A thread holds one resource while waiting for another.

No preemption

Resources cannot be forcibly taken away from the holder.

Circular wait

A cycle of threads, each waiting for a resource held by the next.

Breaking deadlock

Global lock ordering: acquire locks in a total order across the whole system.
Try-acquire with timeout: abandon and retry on failure to take the second lock.
Reduce the hold: never make a blocking call while holding a lock.
Single-writer design: one thread owns mutations; others send messages.

Locking strategies

Strategy	Flow	Best for	Cost
Pessimistic locking	SELECT ... FOR UPDATE → modify → commit.

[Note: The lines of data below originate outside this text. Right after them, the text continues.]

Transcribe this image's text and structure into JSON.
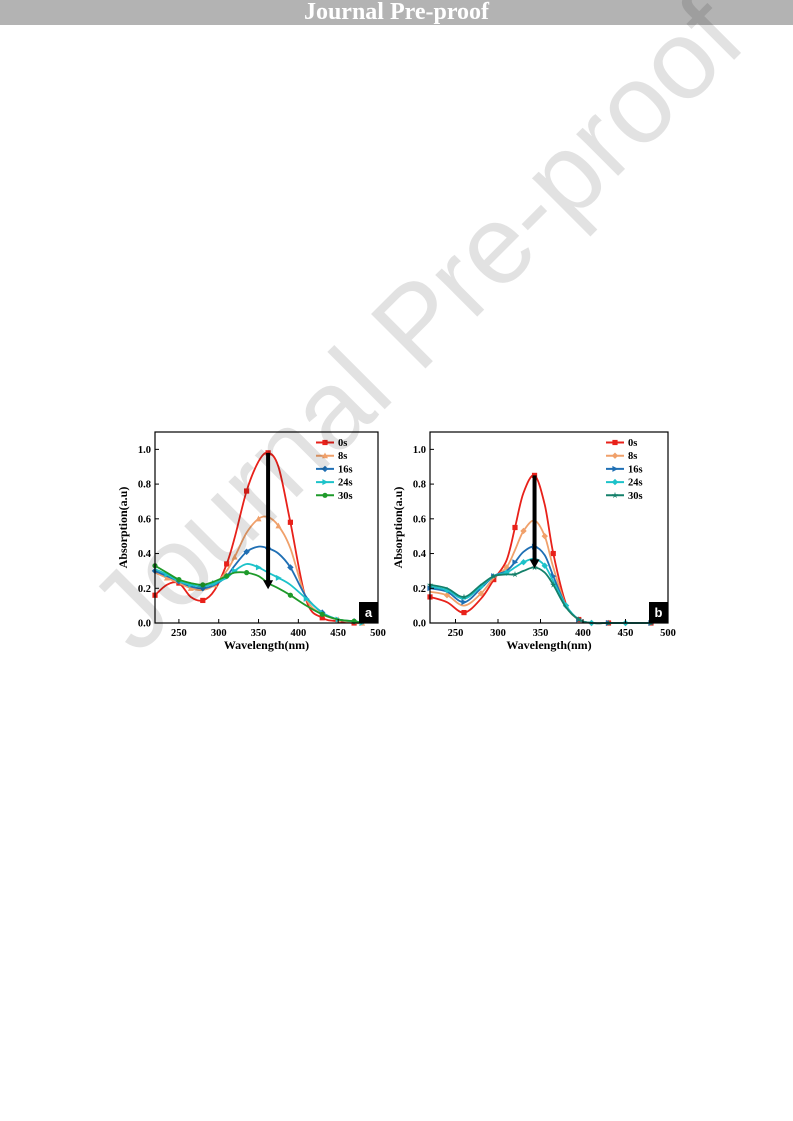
{
  "banner": {
    "text": "Journal Pre-proof"
  },
  "watermark": {
    "text": "Journal Pre-proof"
  },
  "chart_data": [
    {
      "type": "line",
      "panel_label": "a",
      "xlabel": "Wavelength(nm)",
      "ylabel": "Absorption(a.u)",
      "xlim": [
        220,
        500
      ],
      "ylim": [
        0,
        1.1
      ],
      "xticks": [
        250,
        300,
        350,
        400,
        450,
        500
      ],
      "yticks": [
        "0.0",
        "0.2",
        "0.4",
        "0.6",
        "0.8",
        "1.0"
      ],
      "legend_position": "top-right",
      "arrow": {
        "x": 362,
        "from": 0.98,
        "to": 0.2
      },
      "x": [
        220,
        235,
        250,
        265,
        280,
        295,
        310,
        320,
        335,
        350,
        362,
        375,
        390,
        410,
        430,
        450,
        470,
        480
      ],
      "series": [
        {
          "name": "0s",
          "color": "#e8211a",
          "marker": "square",
          "values": [
            0.16,
            0.22,
            0.23,
            0.15,
            0.13,
            0.19,
            0.34,
            0.49,
            0.76,
            0.93,
            0.98,
            0.9,
            0.58,
            0.13,
            0.03,
            0.01,
            0.0,
            0.0
          ]
        },
        {
          "name": "8s",
          "color": "#f0a06a",
          "marker": "triangle",
          "values": [
            0.29,
            0.26,
            0.23,
            0.2,
            0.19,
            0.22,
            0.3,
            0.38,
            0.52,
            0.6,
            0.61,
            0.56,
            0.43,
            0.14,
            0.05,
            0.02,
            0.0,
            0.0
          ]
        },
        {
          "name": "16s",
          "color": "#1f6fb4",
          "marker": "diamond",
          "values": [
            0.3,
            0.27,
            0.24,
            0.21,
            0.2,
            0.22,
            0.27,
            0.33,
            0.41,
            0.44,
            0.43,
            0.4,
            0.32,
            0.15,
            0.06,
            0.02,
            0.01,
            0.0
          ]
        },
        {
          "name": "24s",
          "color": "#1cc2c9",
          "marker": "triangle-right",
          "values": [
            0.31,
            0.28,
            0.24,
            0.22,
            0.21,
            0.23,
            0.26,
            0.3,
            0.34,
            0.32,
            0.29,
            0.26,
            0.22,
            0.14,
            0.06,
            0.02,
            0.01,
            0.0
          ]
        },
        {
          "name": "30s",
          "color": "#1e9a2a",
          "marker": "circle",
          "values": [
            0.33,
            0.29,
            0.25,
            0.23,
            0.22,
            0.24,
            0.27,
            0.29,
            0.29,
            0.27,
            0.23,
            0.2,
            0.16,
            0.1,
            0.05,
            0.02,
            0.01,
            0.0
          ]
        }
      ]
    },
    {
      "type": "line",
      "panel_label": "b",
      "xlabel": "Wavelength(nm)",
      "ylabel": "Absorption(a.u)",
      "xlim": [
        220,
        500
      ],
      "ylim": [
        0,
        1.1
      ],
      "xticks": [
        250,
        300,
        350,
        400,
        450,
        500
      ],
      "yticks": [
        "0.0",
        "0.2",
        "0.4",
        "0.6",
        "0.8",
        "1.0"
      ],
      "legend_position": "top-right",
      "arrow": {
        "x": 343,
        "from": 0.85,
        "to": 0.32
      },
      "x": [
        220,
        240,
        260,
        280,
        295,
        310,
        320,
        330,
        343,
        355,
        365,
        380,
        395,
        410,
        430,
        450,
        480
      ],
      "series": [
        {
          "name": "0s",
          "color": "#e8211a",
          "marker": "square",
          "values": [
            0.15,
            0.12,
            0.06,
            0.14,
            0.25,
            0.36,
            0.55,
            0.75,
            0.85,
            0.68,
            0.4,
            0.11,
            0.02,
            0.0,
            0.0,
            0.0,
            0.0
          ]
        },
        {
          "name": "8s",
          "color": "#f0a06a",
          "marker": "diamond",
          "values": [
            0.18,
            0.16,
            0.1,
            0.17,
            0.26,
            0.32,
            0.42,
            0.53,
            0.59,
            0.5,
            0.32,
            0.1,
            0.02,
            0.0,
            0.0,
            0.0,
            0.0
          ]
        },
        {
          "name": "16s",
          "color": "#1f6fb4",
          "marker": "triangle-right",
          "values": [
            0.2,
            0.18,
            0.12,
            0.2,
            0.27,
            0.3,
            0.35,
            0.41,
            0.44,
            0.39,
            0.27,
            0.1,
            0.02,
            0.0,
            0.0,
            0.0,
            0.0
          ]
        },
        {
          "name": "24s",
          "color": "#1cc2c9",
          "marker": "diamond",
          "values": [
            0.21,
            0.19,
            0.14,
            0.21,
            0.27,
            0.29,
            0.32,
            0.35,
            0.37,
            0.33,
            0.24,
            0.1,
            0.02,
            0.0,
            0.0,
            0.0,
            0.0
          ]
        },
        {
          "name": "30s",
          "color": "#14806a",
          "marker": "star",
          "values": [
            0.22,
            0.2,
            0.15,
            0.22,
            0.27,
            0.28,
            0.28,
            0.3,
            0.32,
            0.29,
            0.22,
            0.09,
            0.02,
            0.0,
            0.0,
            0.0,
            0.0
          ]
        }
      ]
    }
  ]
}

Lock held for txn duration.	High contention, short critical sections (money transfers).	Blocks other readers/writers; risk of deadlock if lock order is inconsistent.
Optimistic locking	Read row with version; write UPDATE ... WHERE version=? SET version=version+1. Retry on zero-row-affected.	Low contention (most rows are not concurrently edited).	Retries pile up under contention; livelock if conflict rate is high.
Lease-based	Take a time-bounded lease; holder must renew; expires automatically.	Distributed leader election, cache warmers, long-running work.	Clock skew between nodes; two leaders possible during lease handoff.

Idempotency toolkit

Technique	Description	Example
Idempotency key	Client supplies a unique key per logical operation; server stores result and returns it on retry.	Stripe: `Idempotency-Key: <uuid>` header on POST /charges.
Natural key uniqueness	Use a business-meaningful unique constraint; second INSERT is a no-op.	`INSERT ... ON CONFLICT (email) DO NOTHING` — double-signup becomes safe.
Compare-and-set	Write only if current state matches expected; used in optimistic locking and DynamoDB conditional writes.	`UPDATE row SET status='paid', version=v+1 WHERE id=? AND version=?`
Outbox pattern	Write the event to an outbox table in the same DB txn as the business write; separate publisher drains it.	Guarantees "event published iff DB write committed" without distributed transactions.

"Exactly-once" is a myth

'Exactly-once' end-to-end requires the consumer side-effect and the broker ack to be one atomic transaction. For arbitrary side-effects (HTTP calls, emails, file writes) this is impossible. What you actually build is 'at-least-once delivery + idempotent consumer', which is effectively-once. When an interviewer asks how you'd get exactly-once, they want to hear this answer, not a confident 'use Kafka EOS'.